An optical illusion is defined as “something that deceives the eye by appearing to be other than it is”.  But what is actually going on when we’re looking at one of these puzzling images?  

This is a question scientists, neuroscientists and psychologists have worked to answer over the centuries.  Through their research, we have learned a great deal about the human brain. 

Take The Kanizsa Triangle, for instance.  How many triangles do you see?  One? Two? Several?


Actually, there are none.

Psychologists have used this visual illusion to show the law of closure—the concept that most humans “fill in the gaps” to make one big picture out of the pieces of information that we’ve been given. 

When we have the experience of seeing something that does not actually exist, it’s not because our brains are moving too slow, but actually that they’re working too fast.  Our minds are so accustomed to interpreting our what the eyes send it, that it starts to make assumptions based off of memory.  


So how about this next one… What do you see in this next graphic?


A duck?  A rabbit?  

Okay, now in the next image, try to see one as a duck and one as a rabbit—at the same time!


Can’t do it? Our brains want to decide between one or the other. Unless you create a narrative.. So, say, “The duck is eating the rabbit.”  Now try it…

Once again, our brains are filing these images for us—until we give it a greater context to separate the information.  

More proof of our brains automatic “filing system”: people are more likely to see a rabbit around Easter time!

Many illusions cause us to see what is not there—but some of them cause us to overlook what is there. 

Take a look at this brick wall…


And see if you can find the cigar?
Of course, once we spot the hidden item, it can be hard to ever “unsee” it!

While it is true that we have uncovered a great deal of information from illusions, there are still many mysteries revolving around the brain-sight connection.  

One such mystery recently made headlines, involving even Kim Kardashian and Ellen Degeneres in the controversy.

What color is this dress?


Maybe you thought the answer was obvious?  Turns out, half of people would see this dress as gold and white, while others argue it is blue and black.  

How could this be? Well, scientists aren’t sure.  

Some say that higher activity in the brain renders an inaccurate perception of these colors (figure that out?).  Other say that based on your screen angle, or the lighting of a picture, colors appear differently.  Such as in this illusion below, which shows the same color of blocks appearing to be different:


(Don’t believe us? Cover the middle line with your finger)

But that doesn’t explain why two individuals staring at the same picture, in the same lighting, at the same angle, can pronounce it entirely different shades!
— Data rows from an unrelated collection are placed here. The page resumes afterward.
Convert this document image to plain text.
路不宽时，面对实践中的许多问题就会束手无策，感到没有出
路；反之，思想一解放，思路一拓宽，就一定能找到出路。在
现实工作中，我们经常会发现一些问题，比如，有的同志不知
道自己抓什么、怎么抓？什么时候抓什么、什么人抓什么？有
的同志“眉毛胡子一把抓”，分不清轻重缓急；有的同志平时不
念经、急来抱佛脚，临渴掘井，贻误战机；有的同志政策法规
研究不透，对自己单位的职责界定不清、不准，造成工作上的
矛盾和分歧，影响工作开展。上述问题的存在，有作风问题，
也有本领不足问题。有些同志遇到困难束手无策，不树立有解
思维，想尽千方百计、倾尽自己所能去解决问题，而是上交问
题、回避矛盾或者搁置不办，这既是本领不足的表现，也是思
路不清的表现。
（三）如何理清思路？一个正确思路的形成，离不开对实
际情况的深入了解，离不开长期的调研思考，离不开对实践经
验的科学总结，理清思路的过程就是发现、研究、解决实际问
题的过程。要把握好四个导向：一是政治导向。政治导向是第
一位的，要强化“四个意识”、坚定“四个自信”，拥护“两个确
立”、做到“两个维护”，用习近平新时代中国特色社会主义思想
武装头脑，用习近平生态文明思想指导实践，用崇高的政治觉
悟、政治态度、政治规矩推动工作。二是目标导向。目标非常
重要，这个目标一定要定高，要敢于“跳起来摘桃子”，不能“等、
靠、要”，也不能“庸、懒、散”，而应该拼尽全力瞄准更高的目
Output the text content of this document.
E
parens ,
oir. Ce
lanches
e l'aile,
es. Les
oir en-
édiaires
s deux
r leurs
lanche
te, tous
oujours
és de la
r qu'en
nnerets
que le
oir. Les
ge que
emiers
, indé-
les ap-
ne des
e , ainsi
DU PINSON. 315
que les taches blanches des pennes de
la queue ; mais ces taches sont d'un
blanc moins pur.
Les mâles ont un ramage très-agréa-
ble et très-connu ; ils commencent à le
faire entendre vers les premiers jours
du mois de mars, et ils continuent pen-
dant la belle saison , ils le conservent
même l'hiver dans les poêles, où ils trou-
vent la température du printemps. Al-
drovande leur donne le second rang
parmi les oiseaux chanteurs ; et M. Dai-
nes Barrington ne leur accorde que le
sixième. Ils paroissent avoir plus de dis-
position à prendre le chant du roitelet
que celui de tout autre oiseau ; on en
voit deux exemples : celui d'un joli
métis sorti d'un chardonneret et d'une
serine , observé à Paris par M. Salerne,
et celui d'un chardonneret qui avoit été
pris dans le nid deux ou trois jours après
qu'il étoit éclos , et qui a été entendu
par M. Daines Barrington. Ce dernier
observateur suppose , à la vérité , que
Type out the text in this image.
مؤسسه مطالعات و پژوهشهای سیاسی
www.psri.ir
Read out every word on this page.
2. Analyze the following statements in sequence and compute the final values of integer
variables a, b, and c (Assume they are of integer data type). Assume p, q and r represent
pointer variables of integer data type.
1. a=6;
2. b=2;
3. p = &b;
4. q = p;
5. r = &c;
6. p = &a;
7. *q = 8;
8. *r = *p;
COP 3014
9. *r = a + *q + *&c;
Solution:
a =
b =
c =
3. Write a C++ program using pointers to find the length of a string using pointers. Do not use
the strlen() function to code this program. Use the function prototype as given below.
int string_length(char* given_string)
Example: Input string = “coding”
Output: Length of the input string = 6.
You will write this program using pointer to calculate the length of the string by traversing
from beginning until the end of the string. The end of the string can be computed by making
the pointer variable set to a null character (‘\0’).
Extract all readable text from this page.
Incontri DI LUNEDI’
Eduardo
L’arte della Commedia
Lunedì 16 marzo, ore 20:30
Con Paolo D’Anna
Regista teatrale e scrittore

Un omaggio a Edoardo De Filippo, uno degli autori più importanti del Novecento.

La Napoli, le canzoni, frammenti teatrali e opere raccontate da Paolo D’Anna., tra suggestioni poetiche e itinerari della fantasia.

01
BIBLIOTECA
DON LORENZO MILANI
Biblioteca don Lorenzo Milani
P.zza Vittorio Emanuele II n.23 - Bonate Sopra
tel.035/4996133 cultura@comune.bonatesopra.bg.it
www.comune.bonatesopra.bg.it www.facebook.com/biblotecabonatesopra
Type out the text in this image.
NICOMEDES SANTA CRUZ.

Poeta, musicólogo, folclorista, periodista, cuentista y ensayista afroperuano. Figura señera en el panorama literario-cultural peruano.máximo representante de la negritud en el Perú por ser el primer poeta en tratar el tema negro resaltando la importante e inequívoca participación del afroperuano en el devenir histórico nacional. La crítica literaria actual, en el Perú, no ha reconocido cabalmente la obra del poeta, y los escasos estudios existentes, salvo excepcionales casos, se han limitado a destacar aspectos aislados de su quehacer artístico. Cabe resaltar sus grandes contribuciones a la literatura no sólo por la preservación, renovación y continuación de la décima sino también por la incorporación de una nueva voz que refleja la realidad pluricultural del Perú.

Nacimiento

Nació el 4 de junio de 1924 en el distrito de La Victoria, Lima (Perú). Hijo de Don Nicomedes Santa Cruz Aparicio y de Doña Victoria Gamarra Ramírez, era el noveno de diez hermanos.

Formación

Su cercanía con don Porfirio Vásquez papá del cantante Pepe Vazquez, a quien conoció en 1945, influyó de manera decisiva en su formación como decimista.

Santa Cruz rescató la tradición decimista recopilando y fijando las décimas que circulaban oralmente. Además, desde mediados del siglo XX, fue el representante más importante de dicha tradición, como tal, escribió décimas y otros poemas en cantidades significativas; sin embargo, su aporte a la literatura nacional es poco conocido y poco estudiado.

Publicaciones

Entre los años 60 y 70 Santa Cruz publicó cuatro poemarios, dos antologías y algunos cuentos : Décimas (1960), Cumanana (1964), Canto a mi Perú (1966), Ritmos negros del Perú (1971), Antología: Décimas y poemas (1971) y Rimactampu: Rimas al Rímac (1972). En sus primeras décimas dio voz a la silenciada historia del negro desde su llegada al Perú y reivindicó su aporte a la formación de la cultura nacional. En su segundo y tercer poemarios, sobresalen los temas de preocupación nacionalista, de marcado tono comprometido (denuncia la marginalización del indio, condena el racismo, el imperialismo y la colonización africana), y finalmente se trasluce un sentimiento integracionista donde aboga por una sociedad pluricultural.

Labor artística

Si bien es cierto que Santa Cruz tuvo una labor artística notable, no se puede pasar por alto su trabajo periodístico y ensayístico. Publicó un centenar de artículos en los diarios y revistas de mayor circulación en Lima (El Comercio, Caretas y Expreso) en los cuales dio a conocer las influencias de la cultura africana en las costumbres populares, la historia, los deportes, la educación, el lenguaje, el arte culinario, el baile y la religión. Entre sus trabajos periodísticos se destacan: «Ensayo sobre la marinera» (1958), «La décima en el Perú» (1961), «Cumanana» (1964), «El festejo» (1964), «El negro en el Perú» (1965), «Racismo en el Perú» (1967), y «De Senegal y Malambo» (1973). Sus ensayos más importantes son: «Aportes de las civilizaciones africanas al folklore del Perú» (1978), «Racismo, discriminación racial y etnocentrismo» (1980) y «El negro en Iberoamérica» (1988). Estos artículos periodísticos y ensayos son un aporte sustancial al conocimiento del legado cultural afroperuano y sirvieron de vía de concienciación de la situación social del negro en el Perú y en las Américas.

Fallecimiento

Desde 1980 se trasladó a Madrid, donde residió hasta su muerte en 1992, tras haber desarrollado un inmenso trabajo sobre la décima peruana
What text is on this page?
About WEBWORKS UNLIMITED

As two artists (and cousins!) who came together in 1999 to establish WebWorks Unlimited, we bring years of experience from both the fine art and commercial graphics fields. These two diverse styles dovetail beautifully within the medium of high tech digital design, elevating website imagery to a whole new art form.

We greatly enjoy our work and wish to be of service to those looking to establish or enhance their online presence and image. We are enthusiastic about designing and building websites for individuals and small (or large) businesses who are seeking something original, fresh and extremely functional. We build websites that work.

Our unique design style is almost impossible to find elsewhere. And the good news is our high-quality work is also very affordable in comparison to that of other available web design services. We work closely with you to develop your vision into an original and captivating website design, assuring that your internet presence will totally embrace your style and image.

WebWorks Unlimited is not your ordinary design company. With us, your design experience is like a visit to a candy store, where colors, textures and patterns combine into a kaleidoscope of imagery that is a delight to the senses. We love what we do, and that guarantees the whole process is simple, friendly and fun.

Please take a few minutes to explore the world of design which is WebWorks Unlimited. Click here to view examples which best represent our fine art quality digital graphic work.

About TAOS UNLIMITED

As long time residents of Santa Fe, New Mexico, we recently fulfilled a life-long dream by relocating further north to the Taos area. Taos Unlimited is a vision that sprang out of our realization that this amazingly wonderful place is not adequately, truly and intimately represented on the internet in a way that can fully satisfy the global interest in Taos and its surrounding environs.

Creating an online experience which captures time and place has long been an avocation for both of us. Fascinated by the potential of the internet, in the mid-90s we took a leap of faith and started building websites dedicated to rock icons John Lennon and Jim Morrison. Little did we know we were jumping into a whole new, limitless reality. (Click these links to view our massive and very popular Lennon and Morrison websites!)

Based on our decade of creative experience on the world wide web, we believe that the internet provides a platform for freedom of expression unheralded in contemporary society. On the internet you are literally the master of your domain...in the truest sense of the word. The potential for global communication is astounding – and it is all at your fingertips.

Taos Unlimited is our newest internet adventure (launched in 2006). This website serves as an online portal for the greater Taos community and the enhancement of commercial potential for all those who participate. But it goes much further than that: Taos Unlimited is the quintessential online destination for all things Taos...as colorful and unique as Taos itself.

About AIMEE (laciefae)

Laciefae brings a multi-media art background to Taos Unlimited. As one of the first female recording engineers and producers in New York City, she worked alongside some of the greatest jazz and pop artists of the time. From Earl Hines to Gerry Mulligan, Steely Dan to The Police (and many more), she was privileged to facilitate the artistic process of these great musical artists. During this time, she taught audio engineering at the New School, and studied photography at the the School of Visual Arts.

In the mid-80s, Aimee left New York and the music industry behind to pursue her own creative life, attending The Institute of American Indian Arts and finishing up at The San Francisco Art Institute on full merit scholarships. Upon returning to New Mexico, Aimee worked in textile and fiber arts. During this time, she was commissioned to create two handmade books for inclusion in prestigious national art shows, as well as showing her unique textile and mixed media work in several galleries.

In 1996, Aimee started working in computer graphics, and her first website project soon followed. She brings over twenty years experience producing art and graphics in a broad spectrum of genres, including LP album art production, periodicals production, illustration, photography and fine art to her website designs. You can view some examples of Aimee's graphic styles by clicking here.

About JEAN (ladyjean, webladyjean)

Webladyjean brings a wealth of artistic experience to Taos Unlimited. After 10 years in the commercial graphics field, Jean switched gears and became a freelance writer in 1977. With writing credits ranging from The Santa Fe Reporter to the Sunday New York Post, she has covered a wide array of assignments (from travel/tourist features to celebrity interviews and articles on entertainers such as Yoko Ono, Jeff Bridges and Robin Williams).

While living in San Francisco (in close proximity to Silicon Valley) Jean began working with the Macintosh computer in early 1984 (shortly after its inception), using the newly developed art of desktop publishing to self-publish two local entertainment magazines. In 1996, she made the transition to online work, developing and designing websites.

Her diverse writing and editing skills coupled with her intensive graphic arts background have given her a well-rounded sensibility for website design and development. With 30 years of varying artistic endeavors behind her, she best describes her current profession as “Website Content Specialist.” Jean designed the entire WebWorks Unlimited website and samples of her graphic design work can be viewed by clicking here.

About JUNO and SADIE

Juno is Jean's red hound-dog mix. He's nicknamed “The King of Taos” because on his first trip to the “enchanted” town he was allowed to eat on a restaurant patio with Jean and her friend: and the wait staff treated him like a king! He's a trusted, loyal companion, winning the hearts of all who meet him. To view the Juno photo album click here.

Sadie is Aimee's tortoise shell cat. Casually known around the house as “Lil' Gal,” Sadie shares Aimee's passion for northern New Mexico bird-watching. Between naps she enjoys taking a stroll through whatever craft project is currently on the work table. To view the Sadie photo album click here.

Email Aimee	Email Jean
The next illusion, named Cafe Wall after a literal British restaurant, has been baffling minds since the 1920s…



See how crooked these lines are?
Well, they are actually parallel.
Confused? So are the scientists… 

Neurons interacting with the colors to create “border locking”?  That’s one theory.  The problem is, if you look up “border locking”, this very cafe-wall phenomena will be its main explanation.

There is really no end to the research conducted by scientists on optical illusions.  But whether you’re seeking to unlock the secrets of our mind, or whether you’re simply looking for an entertaining activity; whether you see bunnies or ducks, whether you see blue or gold dresses…. we can all agree that our vision and brains are amazing and complex!